Advanced Undergraduate Course 
Cross-listed: 50:790:495:01
Tu 1:20 – 4:10 PM 
Professor Kim Shinebaum
The 21st. century presents America with a range of challenges, previously unforeseen or underestimated. Unlike the threat environment of the 20th. century, when Communism or Fascism could be identified as the most important risk factors, challenges today come from multiple sources presenting policy makers with a far more complex foreign policy environment than the nation has faced at any time in its history. 

Moreover, unprecedented demands within the international community for broad global institutional change, together with the emergence of new economic rivals such as China, as well as the ideological challenge of militant Islam among other risks, suggests that America’s thus far unchallenged post -war leadership may erode in years to come. This course will not only identify the risks but also discuss how America can best adjust to its changing place in the world .
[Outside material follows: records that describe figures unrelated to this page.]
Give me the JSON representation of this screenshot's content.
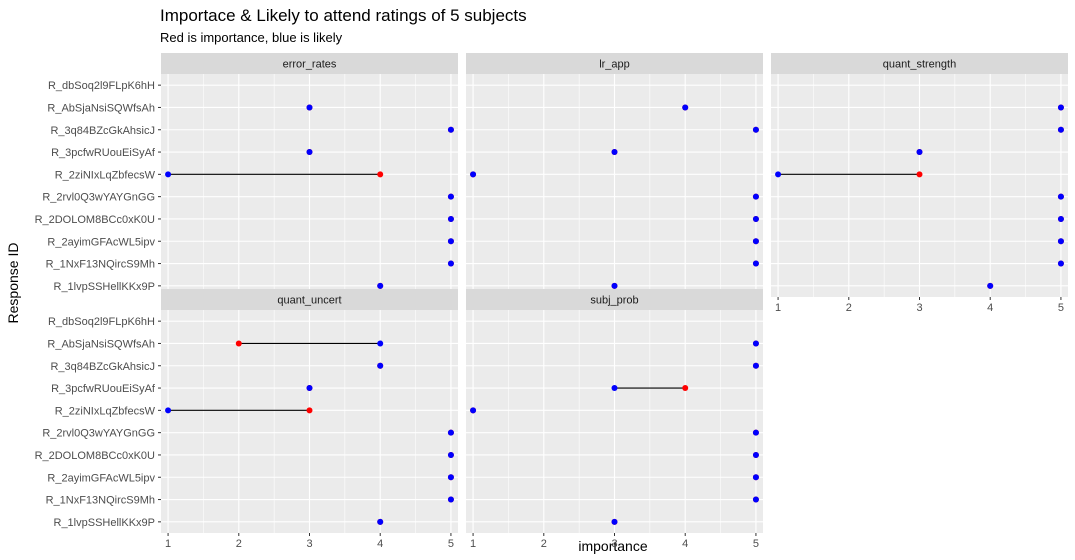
{
  "chart_data": {
    "type": "dumbbell-facet",
    "title": "Importace & Likely to attend ratings of 5 subjects",
    "subtitle": "Red is importance, blue is likely",
    "xlabel": "importance",
    "ylabel": "Response ID",
    "xlim": [
      0.9,
      5.1
    ],
    "x_ticks": [
      1,
      2,
      3,
      4,
      5
    ],
    "grid": true,
    "colors": {
      "importance": "#ff0000",
      "likely": "#0000ff",
      "panel_bg": "#ebebeb",
      "strip_bg": "#d9d9d9",
      "grid": "#ffffff"
    },
    "categories": [
      "R_dbSoq2l9FLpK6hH",
      "R_AbSjaNsiSQWfsAh",
      "R_3q84BZcGkAhsicJ",
      "R_3pcfwRUouEiSyAf",
      "R_2ziNIxLqZbfecsW",
      "R_2rvl0Q3wYAYGnGG",
      "R_2DOLOM8BCc0xK0U",
      "R_2ayimGFAcWL5ipv",
      "R_1NxF13NQircS9Mh",
      "R_1lvpSSHellKKx9P"
    ],
    "facets": [
      {
        "name": "error_rates",
        "importance": [
          null,
          3,
          5,
          3,
          4,
          5,
          5,
          5,
          5,
          4
        ],
        "likely": [
          null,
          3,
          5,
          3,
          1,
          5,
          5,
          5,
          5,
          4
        ]
      },
      {
        "name": "lr_app",
        "importance": [
          null,
          4,
          5,
          3,
          1,
          5,
          5,
          5,
          5,
          3
        ],
        "likely": [
          null,
          4,
          5,
          3,
          1,
          5,
          5,
          5,
          5,
          3
        ]
      },
      {
        "name": "quant_strength",
        "importance": [
          null,
          5,
          5,
          3,
          3,
          5,
          5,
          5,
          5,
          4
        ],
        "likely": [
          null,
          5,
          5,
          3,
          1,
          5,
          5,
          5,
          5,
          4
        ]
      },
      {
        "name": "quant_uncert",
        "importance": [
          null,
          2,
          4,
          3,
          3,
          5,
          5,
          5,
          5,
          4
        ],
        "likely": [
          null,
          4,
          4,
          3,
          1,
          5,
          5,
          5,
          5,
          4
        ]
      },
      {
        "name": "subj_prob",
        "importance": [
          null,
          5,
          5,
          4,
          1,
          5,
          5,
          5,
          5,
          3
        ],
        "likely": [
          null,
          5,
          5,
          3,
          1,
          5,
          5,
          5,
          5,
          3
        ]
      }
    ]
  }
}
Philosophical and Religious Perspectives on Childhood
Cross-listed: 56:163:520:01
MW 4:20 – 5:40 PM 
Professor John Wall
This course explores the meaning and significance of childhood in society from a variety of philosophical and religious perspectives. The first half of the course critically examines some of the most influential writings on childhood in history from antiquity to modernity. We ask how these classic texts respond to such questions as the nature of childhood, the aims of child rearing, and responsibilities to and of children. The second half investigates some of the central philosophical and religious issues concerning childhood today. It examines such issues as the changing purposes of families, children’s relations to culture, and children’s rights and political participation.
Journies to Heaven, Hell and Other Worlds 
Cross-listed: 56:606:642:W1; 56:606:642:A1 
By Arrangment 
Professor Kenneth banner
Most religions and cultures around the world have stories of ascending  to heaven, descending to hell or traveling to another reality.  They  usually take the form of dreams, visions, near-death experiences or  even claims of physical ascent.  This course will examine accounts  from both the ancient past and the modern world.  It will explore how  scholars study such narratives and what they can teach us about  religious experience and religion itself.



Professor Stuart Charme

Independent study of a special interest to the student, under supervision of an advisor chosen in consultation with the program director.